3. Negatively Affects Breath

Smoking can worsen breath for two reasons.

The most obvious reason is that the smell of smoke stays on your breath after smoking. 

However, smoking dries out your mouth. Aside from the negatives of a dry mouth (more bacteria and plaque), you can develop chronic bad breath — known as halitosis.

Lastly, as mentioned earlier, smoking can contribute to gum disease. Gum disease is known to affect breath as well.

4. Discolors Teeth

Smoking worsens the look of your teeth, too, by making them turn yellow. The nicotine and tar in cigarettes seep through tiny pores in your enamel, leading to this discoloration.

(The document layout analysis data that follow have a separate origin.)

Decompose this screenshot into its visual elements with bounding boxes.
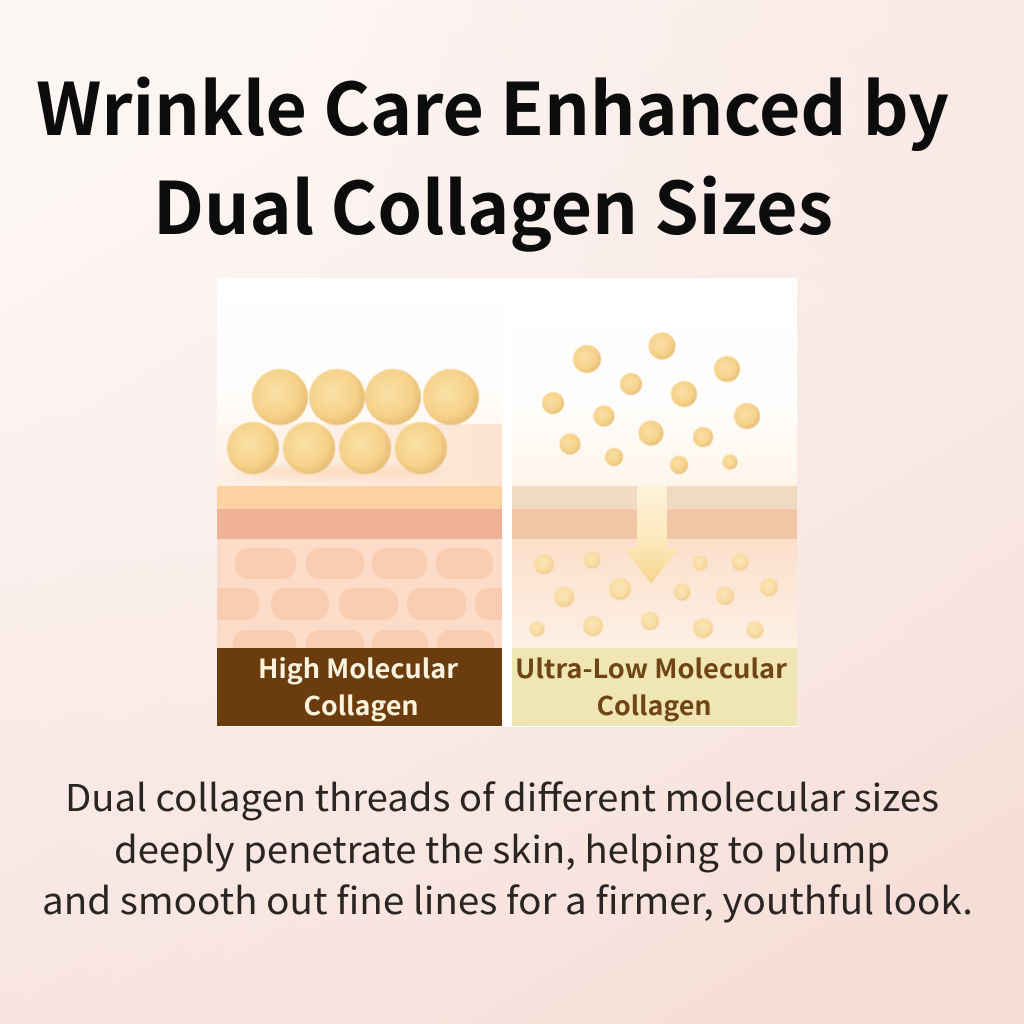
title: Wrinkle Care Enhanced by xyxy=(36,51,949,156)
arrow: penetration xyxy=(624,486,679,584)
skin layer: middle xyxy=(217,509,502,539)
skin layer: upper xyxy=(512,486,797,509)
label: high molecular xyxy=(217,648,502,726)
title: Dual Collagen Sizes xyxy=(153,150,833,255)
label: high molecular: High Molecular xyxy=(258,649,459,686)
description text: and smooth out fine lines for a firmer, youthful look. xyxy=(42,871,973,925)
label: ultra-low molecular: Collagen xyxy=(596,686,712,723)
skin layer: middle xyxy=(512,509,797,539)
label: high molecular: Collagen xyxy=(304,686,418,723)
description text: deeply penetrate the skin, helping to plump xyxy=(114,820,890,874)
skin layer: lower cells xyxy=(217,539,502,648)
panel backing xyxy=(217,278,797,727)
skin layer: upper xyxy=(217,486,502,509)
ultra-low spheres above skin xyxy=(542,332,760,474)
title xyxy=(36,51,949,255)
description text: Dual collagen threads of different molecular sizes xyxy=(65,768,939,822)
ultra-low spheres within skin xyxy=(530,552,778,638)
panel: high molecular collagen xyxy=(217,278,502,726)
skin layer: lower xyxy=(512,539,797,648)
high molecular spheres xyxy=(227,369,479,474)
label: ultra-low molecular: Ultra-Low Molecular xyxy=(515,649,788,686)
label: ultra-low molecular xyxy=(512,648,797,726)
panel: ultra-low molecular collagen xyxy=(512,278,797,726)
description text xyxy=(42,768,973,925)
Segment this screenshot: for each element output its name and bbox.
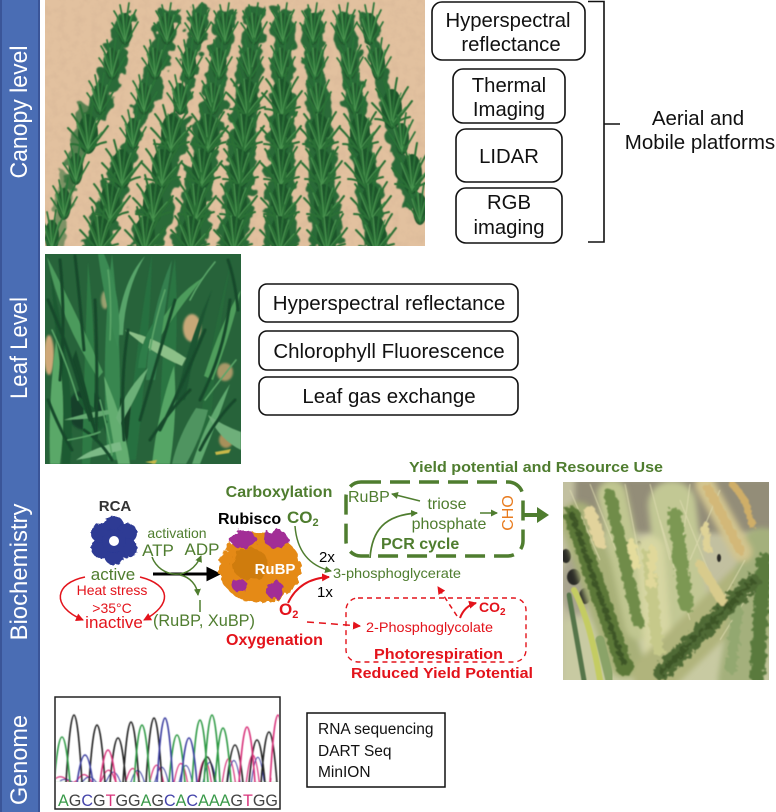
box: thermal imaging [453, 69, 565, 123]
text: aerial and mobile platforms: Aerial and [652, 107, 744, 130]
text: aerial and mobile platforms [625, 107, 775, 154]
box: thermal imaging: Imaging [473, 99, 545, 121]
photo: wheat leaves close-up [44, 254, 241, 464]
chart: DNA sequence chromatogram [54, 697, 286, 810]
arrows: ATP to ADP and inhibitor [152, 556, 201, 612]
bracket: groups canopy sensors [588, 2, 620, 242]
text: CHO: CHO [500, 495, 517, 531]
arrow: triose phosphate to RuBP [392, 494, 420, 501]
box: LIDAR [456, 129, 562, 182]
text: triose phosphate [412, 496, 486, 533]
arrow: 2-phosphoglycolate releases CO2 [460, 603, 476, 618]
text: active: active [91, 565, 135, 584]
text: reduced yield potential: Reduced Yield Potential [351, 665, 533, 682]
text: RuBP in PCR cycle: RuBP [348, 489, 390, 506]
text: CO2 released: 2 [500, 607, 506, 618]
text: triose phosphate: triose [427, 496, 467, 513]
box: hyperspectral reflectance (canopy) [432, 2, 585, 60]
label: canopy level: Canopy level [6, 46, 33, 178]
arrow: RCA activates Rubisco [153, 569, 218, 579]
box: thermal imaging: Thermal [472, 75, 546, 97]
text: activation ATP ADP: activation [147, 525, 207, 541]
panel: photorespiration dashed box [346, 598, 526, 662]
text: activation ATP ADP: ADP [185, 540, 219, 559]
text: inactive: inactive [85, 613, 143, 632]
photo: wheat spikes [560, 478, 775, 685]
label: Rubisco: Rubisco [218, 511, 281, 528]
heading: yield potential and resource use: Yield potential and Resource Use [409, 459, 663, 476]
box: genome sequencing methods: RNA sequencing [318, 721, 433, 738]
box: LIDAR: LIDAR [479, 146, 539, 168]
text: triose phosphate: phosphate [412, 516, 486, 533]
box: leaf gas exchange [259, 377, 518, 415]
panel: PCR cycle dashed box [346, 482, 523, 556]
box: hyperspectral reflectance (leaf) [259, 284, 518, 322]
arrow: CO2 to 3-phosphoglycerate [295, 526, 331, 571]
arrow: CHO output [523, 507, 549, 523]
box: hyperspectral reflectance (leaf): Hyperspectral reflectance [273, 292, 505, 315]
text: 2-phosphoglycolate: 2-Phosphoglycolate [366, 619, 493, 635]
box: hyperspectral reflectance (canopy): reflectance [461, 34, 561, 56]
box: genome sequencing methods: MinION [318, 764, 371, 781]
box: chlorophyll fluorescence [259, 331, 518, 370]
text: PCR cycle: PCR cycle [381, 536, 459, 553]
label: biochemistry: Biochemistry [6, 504, 33, 640]
text: oxygenation: Oxygenation [226, 632, 323, 649]
label: genome: Genome [6, 715, 33, 805]
panel: blue level sidebar [0, 0, 40, 812]
text: CO2 released: CO [479, 599, 500, 615]
box: leaf gas exchange: Leaf gas exchange [302, 385, 476, 408]
box: RGB imaging: RGB [487, 192, 531, 214]
arrow: 3-phosphoglycerate to triose phosphate [370, 513, 417, 558]
label: RuBP on Rubisco: RuBP [255, 561, 295, 578]
box: chlorophyll fluorescence: Chlorophyll Fluorescence [273, 340, 505, 363]
box: hyperspectral reflectance (canopy): Hyperspectral [445, 10, 571, 32]
text: aerial and mobile platforms: Mobile platforms [625, 131, 775, 154]
text: activation ATP ADP: ATP [142, 541, 174, 560]
text: CO2 carboxylation input: CO [287, 508, 312, 527]
label: RCA: RCA [99, 498, 131, 515]
text: carboxylation: Carboxylation [226, 484, 332, 501]
icon: RCA ring centre [109, 536, 119, 546]
label: leaf level: Leaf Level [6, 297, 33, 399]
photo: wheat canopy rows on soil [39, 0, 433, 256]
chart traces [56, 714, 279, 782]
box: RGB imaging: imaging [473, 217, 545, 239]
text: 3-phosphoglycerate: 3-phosphoglycerate [333, 565, 461, 581]
icon: Rubisco protein [219, 530, 301, 603]
text: heat stress [77, 582, 147, 616]
arrow: triose phosphate to CHO [480, 512, 497, 514]
arrows: active to inactive [60, 577, 165, 620]
box: genome sequencing methods [307, 713, 445, 787]
text: heat stress: >35°C [92, 600, 132, 616]
text: photorespiration: Photorespiration [374, 646, 503, 663]
text: heat stress: Heat stress [77, 582, 147, 598]
text: 1x: 1x [317, 584, 333, 601]
arrow: O2 to 3-phosphoglycerate [288, 577, 329, 603]
diagram: biochemistry pathway [60, 459, 663, 682]
text: O2: 2 [292, 609, 298, 621]
text: RuBP XuBP: (RuBP, XuBP) [153, 612, 255, 630]
text: O2: O [279, 600, 292, 619]
text: activation ATP ADP [142, 525, 219, 560]
text: CO2 carboxylation input: 2 [312, 517, 319, 529]
text: 2x: 2x [319, 549, 335, 566]
icon: RCA protein ring [91, 516, 137, 565]
chart base letters: AGCGTGGAGCACAAAGTGG [58, 791, 278, 810]
arrow: O2 to 2-phosphoglycolate [307, 622, 360, 626]
arrow: 2-phosphoglycolate to 3-phosphoglycerate [438, 587, 457, 616]
box: RGB imaging [456, 188, 562, 243]
box: genome sequencing methods: DART Seq [318, 743, 392, 760]
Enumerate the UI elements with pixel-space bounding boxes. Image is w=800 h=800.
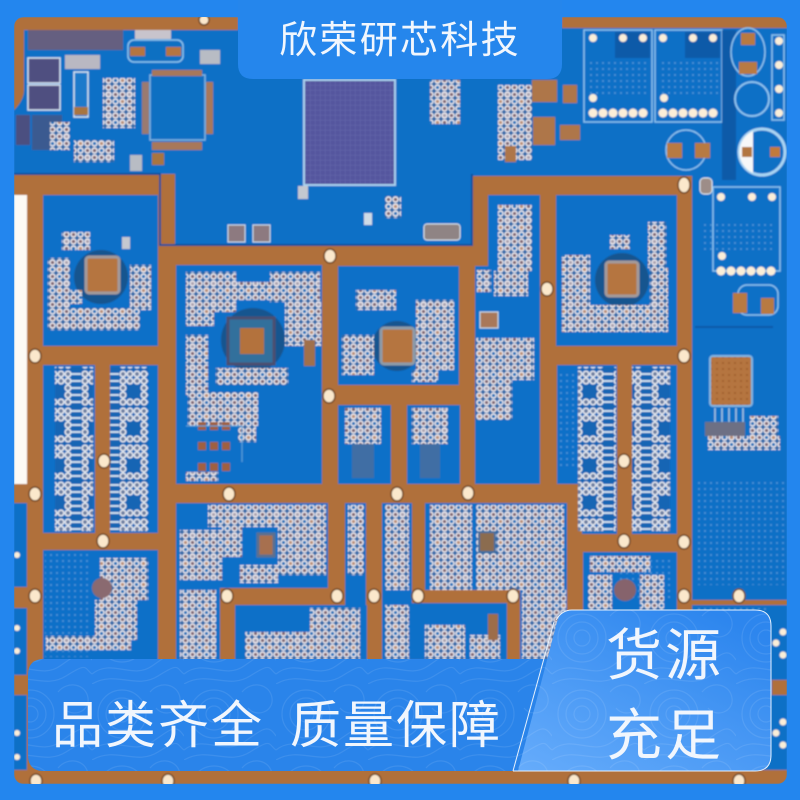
bottom left cell components [46,558,148,650]
title text: 欣荣研芯科技 [279,20,521,62]
feature text: 品类齐全 [52,697,264,754]
edge connector pads [14,552,786,760]
callout text line 2: 充足 [606,704,724,767]
blue solder mask top region [14,17,787,600]
capacitors top right [666,28,785,194]
bottom row left cell components [180,505,360,660]
dark mask edge of upper region [14,174,472,245]
QFN cell top left [48,232,151,330]
right lower edge strip [692,605,787,770]
title banner [238,0,562,79]
small parts centre top [228,80,580,242]
bottom row narrow columns [348,505,409,660]
QFN cell centre left [186,272,321,481]
stock callout panel [513,610,771,771]
bottom feature bar [28,659,560,771]
dotted via fields [45,58,785,657]
panel cells [43,195,677,665]
small cells with components [345,408,448,478]
top right power modules [584,30,783,122]
callout text line 1: 货源 [606,624,724,687]
bottom right cell components [588,556,664,610]
QFN cell top right [562,222,668,332]
lower right copper pad chip [705,356,780,450]
feature text: 质量保障 [290,697,502,754]
right connector module [695,187,780,328]
dark solder halos around chips [74,250,649,372]
left edge white slot [14,195,27,484]
memory columns [55,367,670,531]
QFN cell centre [342,290,454,382]
BGA chip centre [304,80,395,185]
QFP chip top left [142,70,213,150]
top left connectors [16,30,220,171]
tall cell components [476,205,534,420]
bottom row right cell components [425,505,566,660]
left lower edge strip [14,503,27,770]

Chewing tobacco can stain your teeth even darker since the dark-colored tobacco mixes with your saliva.

5. Cancer

Lastly, smoking can contribute greatly to the development of oral cancer — cancer of the mouth, throat, or lips. In fact, about 90% of people with oral cancer are smokers.

If you do smoke, take extra care to brush twice a day, floss, and use mouthwash. Visit your dentist regularly as well for cleanings and exams. Do your best to quit, or, if not possible, at least cut back as well — it will improve your oral and overall bodily health.